Only three of the kids still had their cell phones. The others were lost in the rush to get away from the fire. They tried to get a signal on the phones but couldn’t. There was no signal in this remote location. There was no way to call anyone and let them know they were okay. There was no way they could call and let anyone know where they were. Hours dragged on. As the sun dropped on the horizon, the kids went through their packs and found a couple of packages of crackers and a couple of bags of chips. There was nothing else to eat. Hilda pulled out a scarf and put all the food on it so it could be divided up among the ten people stranded. They ate a meager meal, drank some of the spring water from the pond with their hands as cups and waited. The temperature in the canyon dropped when the sun set. The kids wore only shorts or jeans and tee-shirts. That day started out sunny and seventy-eight degrees. They lay in the grass beside the pond and huddled together shivering, using the nine saddle pads for cover. They hoped for rescue i
n the morning. All ten spent a terrible night in complete darkness on the cold rocky ground.
CHAPTER EIGHT
As dawn broke the next morning a large male cougar crept through the entrance to the canyon on scorched pads. He’d smelled water. Once inside the canyon, he smelled something else more inviting. He kept to the wall and stalked toward the horses. They were large but he’d downed a bull elk before and knew one of them would feed him for more than a week.
Desperado spotted the large cat. He nosed Prince Ali awake.
“Take a look over there, will you,” he said to Ali.

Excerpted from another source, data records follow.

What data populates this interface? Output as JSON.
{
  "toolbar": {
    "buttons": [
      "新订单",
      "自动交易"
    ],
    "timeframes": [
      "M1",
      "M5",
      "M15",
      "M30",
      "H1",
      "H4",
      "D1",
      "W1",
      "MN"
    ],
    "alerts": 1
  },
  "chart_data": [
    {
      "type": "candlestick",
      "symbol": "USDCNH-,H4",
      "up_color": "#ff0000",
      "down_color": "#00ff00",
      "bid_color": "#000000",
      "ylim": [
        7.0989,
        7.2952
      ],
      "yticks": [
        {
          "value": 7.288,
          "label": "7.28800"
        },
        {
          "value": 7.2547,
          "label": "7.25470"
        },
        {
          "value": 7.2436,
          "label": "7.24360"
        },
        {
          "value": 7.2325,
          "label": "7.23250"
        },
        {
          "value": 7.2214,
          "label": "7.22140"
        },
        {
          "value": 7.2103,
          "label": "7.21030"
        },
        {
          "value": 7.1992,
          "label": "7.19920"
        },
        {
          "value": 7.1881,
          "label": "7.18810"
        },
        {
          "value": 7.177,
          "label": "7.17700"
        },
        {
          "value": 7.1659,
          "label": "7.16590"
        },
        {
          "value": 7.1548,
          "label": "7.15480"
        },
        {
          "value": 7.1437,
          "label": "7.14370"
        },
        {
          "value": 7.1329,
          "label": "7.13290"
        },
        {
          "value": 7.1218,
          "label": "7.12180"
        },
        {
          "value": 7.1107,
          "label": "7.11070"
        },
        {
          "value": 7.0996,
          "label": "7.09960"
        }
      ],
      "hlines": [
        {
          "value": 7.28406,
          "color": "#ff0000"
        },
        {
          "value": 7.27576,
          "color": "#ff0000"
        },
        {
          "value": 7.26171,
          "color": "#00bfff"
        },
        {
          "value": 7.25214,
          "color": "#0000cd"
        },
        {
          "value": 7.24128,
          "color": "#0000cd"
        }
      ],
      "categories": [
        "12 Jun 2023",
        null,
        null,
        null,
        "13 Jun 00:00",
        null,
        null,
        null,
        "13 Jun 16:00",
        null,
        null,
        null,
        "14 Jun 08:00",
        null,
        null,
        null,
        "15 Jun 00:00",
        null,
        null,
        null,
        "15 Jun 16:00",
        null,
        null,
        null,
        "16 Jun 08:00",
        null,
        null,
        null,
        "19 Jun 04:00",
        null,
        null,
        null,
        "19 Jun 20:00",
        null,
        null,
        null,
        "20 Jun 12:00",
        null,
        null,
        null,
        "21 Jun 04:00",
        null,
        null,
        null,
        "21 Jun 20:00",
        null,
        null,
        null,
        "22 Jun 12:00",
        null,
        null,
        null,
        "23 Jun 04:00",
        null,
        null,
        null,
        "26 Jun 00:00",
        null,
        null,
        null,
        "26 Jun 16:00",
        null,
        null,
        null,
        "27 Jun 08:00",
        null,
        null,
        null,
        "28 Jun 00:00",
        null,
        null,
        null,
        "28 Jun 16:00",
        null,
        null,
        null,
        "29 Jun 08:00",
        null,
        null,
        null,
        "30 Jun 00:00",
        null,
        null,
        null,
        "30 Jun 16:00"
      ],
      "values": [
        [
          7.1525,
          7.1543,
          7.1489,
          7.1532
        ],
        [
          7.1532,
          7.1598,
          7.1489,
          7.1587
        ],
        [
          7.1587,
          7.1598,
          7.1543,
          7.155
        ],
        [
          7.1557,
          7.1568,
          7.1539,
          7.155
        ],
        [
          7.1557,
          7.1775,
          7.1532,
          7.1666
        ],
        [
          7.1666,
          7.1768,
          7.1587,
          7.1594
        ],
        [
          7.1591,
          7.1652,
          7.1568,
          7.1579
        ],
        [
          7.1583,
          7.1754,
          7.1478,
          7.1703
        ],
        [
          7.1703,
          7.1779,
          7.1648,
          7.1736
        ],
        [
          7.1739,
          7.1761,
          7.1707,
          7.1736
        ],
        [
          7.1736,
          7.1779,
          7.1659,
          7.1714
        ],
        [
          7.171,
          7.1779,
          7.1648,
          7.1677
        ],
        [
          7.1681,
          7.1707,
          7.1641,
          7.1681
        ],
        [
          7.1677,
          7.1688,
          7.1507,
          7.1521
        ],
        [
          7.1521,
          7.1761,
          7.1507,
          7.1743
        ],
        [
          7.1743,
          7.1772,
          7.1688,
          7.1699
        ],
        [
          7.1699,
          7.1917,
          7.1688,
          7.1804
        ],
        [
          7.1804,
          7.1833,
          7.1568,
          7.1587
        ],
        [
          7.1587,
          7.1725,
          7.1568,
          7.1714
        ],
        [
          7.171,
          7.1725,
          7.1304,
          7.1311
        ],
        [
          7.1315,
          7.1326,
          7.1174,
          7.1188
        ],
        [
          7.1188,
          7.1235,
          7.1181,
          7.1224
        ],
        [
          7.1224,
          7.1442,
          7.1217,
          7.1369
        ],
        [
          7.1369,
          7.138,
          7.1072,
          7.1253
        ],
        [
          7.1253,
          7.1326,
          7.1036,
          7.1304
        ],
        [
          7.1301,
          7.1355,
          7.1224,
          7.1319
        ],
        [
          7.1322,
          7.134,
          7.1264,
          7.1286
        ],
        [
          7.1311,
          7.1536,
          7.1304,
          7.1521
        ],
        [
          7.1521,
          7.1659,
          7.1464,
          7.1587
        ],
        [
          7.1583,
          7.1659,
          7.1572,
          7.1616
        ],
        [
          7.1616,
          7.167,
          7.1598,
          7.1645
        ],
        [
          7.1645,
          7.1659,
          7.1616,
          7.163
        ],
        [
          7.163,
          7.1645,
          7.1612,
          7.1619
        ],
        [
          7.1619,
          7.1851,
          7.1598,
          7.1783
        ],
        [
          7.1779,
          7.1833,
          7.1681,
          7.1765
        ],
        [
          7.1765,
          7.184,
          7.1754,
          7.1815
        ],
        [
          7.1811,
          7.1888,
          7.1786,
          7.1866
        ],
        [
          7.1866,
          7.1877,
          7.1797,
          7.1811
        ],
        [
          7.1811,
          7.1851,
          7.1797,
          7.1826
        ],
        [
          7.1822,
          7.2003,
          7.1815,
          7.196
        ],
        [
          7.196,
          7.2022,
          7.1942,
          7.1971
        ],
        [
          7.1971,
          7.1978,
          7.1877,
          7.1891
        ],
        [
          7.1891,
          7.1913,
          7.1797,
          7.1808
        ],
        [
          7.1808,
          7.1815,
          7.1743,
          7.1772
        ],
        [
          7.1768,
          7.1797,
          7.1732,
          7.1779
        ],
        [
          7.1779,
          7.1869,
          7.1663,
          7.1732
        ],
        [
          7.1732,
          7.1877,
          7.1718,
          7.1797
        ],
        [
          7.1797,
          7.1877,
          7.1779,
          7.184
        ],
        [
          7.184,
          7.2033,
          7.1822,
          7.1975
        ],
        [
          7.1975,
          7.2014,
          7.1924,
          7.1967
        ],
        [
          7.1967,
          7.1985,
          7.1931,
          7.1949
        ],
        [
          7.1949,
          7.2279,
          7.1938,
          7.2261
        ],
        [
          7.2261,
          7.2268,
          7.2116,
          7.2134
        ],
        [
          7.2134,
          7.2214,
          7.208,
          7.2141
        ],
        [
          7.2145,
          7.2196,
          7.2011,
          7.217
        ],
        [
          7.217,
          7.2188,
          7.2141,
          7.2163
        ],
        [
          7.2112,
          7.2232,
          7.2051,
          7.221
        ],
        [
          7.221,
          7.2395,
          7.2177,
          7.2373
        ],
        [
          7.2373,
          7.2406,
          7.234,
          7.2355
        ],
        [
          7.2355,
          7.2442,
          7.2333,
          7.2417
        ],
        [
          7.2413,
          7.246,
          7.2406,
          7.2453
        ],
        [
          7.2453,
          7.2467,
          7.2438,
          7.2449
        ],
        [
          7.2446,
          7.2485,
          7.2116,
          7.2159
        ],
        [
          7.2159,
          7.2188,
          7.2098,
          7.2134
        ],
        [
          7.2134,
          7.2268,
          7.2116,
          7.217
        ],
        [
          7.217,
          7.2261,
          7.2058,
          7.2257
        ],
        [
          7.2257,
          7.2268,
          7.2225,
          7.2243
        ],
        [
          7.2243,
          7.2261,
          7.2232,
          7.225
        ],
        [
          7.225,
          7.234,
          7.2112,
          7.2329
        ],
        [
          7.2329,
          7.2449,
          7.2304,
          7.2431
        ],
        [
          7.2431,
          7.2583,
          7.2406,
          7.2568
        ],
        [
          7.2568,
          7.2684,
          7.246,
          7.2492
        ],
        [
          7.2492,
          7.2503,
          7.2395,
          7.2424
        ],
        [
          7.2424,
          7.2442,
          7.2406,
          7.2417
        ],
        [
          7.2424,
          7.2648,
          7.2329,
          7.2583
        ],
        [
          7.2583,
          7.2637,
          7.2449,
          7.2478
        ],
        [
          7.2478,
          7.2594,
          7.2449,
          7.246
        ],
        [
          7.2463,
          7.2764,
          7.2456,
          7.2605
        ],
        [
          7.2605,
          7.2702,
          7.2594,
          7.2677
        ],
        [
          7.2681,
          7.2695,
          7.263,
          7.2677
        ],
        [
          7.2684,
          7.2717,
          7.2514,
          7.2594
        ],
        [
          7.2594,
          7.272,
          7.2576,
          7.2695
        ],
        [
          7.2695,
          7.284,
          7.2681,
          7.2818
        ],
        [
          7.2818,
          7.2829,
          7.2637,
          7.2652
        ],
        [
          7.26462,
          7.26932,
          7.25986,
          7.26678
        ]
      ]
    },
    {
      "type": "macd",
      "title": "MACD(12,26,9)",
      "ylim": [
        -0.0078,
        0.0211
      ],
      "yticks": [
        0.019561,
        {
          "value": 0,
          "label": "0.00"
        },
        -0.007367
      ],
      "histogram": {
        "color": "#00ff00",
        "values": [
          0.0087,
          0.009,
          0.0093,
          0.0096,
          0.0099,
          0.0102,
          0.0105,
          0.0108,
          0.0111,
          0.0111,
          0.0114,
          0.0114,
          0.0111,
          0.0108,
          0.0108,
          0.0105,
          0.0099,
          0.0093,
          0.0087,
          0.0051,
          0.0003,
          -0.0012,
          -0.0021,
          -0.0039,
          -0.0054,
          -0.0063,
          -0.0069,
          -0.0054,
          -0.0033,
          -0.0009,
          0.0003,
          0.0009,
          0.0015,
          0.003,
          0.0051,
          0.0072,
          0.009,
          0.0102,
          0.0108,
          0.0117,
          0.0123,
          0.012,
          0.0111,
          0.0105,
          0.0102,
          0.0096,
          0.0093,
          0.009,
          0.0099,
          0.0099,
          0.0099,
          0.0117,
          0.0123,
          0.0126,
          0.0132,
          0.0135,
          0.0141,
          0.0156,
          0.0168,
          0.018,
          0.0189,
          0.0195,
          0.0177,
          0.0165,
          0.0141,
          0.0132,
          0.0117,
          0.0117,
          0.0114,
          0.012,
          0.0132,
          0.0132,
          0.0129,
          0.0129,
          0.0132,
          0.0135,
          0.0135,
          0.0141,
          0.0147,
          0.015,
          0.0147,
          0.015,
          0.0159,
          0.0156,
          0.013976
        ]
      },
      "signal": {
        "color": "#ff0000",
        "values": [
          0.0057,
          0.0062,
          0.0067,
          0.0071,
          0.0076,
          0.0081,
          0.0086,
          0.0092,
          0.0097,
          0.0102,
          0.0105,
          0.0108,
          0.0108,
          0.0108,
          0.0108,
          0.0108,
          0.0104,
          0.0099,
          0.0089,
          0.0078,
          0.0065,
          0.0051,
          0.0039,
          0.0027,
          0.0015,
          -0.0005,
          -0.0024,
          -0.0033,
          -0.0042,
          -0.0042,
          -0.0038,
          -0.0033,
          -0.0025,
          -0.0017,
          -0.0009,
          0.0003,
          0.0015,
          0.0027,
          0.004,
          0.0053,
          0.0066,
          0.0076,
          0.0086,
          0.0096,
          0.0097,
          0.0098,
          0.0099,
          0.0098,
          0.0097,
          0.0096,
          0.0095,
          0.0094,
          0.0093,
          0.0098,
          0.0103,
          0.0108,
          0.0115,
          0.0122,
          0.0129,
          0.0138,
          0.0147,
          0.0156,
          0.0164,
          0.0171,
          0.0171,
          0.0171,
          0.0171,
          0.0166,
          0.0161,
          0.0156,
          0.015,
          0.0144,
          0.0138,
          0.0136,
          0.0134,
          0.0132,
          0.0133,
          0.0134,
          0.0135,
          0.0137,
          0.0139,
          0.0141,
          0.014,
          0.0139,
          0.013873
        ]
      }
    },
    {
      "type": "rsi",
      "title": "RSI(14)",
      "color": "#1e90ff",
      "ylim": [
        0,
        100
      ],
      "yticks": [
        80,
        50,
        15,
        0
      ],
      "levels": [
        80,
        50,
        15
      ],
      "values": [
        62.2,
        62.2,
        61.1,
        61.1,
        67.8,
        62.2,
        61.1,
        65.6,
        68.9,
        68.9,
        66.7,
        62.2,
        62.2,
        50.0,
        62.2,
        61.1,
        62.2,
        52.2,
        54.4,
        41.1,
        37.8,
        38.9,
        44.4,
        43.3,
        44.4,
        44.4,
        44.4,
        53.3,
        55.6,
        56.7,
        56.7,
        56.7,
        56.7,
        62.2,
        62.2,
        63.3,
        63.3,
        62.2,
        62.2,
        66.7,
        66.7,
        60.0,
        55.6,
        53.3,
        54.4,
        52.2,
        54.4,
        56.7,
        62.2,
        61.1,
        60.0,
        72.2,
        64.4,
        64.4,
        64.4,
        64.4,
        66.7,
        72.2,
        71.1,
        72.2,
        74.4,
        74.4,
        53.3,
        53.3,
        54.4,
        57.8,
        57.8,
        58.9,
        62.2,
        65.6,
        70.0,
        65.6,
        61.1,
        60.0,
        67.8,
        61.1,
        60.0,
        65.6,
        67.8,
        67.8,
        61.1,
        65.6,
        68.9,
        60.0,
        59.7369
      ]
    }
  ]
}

Ali’s heart began to thump in his chest. “I had one of those jump on me before. They have big teeth and long claws. I have the scars to prove it too. I think he’s looking to eat one of us.
“How about we teach him a lesson,” Desperado said under his breath. He just couldn’t let that cat harm Hilda, Todd or any of the others. He’d thought about it before waking Ali.
“What did you have in mind?” Ali asked nervously.
“He can’t catch two of us at the same time. I think we need to charge him. I’ll bet he runs away if he thinks we are going to stomp him with our feet,” Desperado suggested while his eyes never left the cat.
“Let’s ignore him so he doesn’t know we know he’s there. We should give him time to get closer. We need to keep the others quiet,” Ali said. “You keep an eye on him and I’ll let the other horses know what we’re doing. The kids are sleeping. I hope they stay that way for a little while.”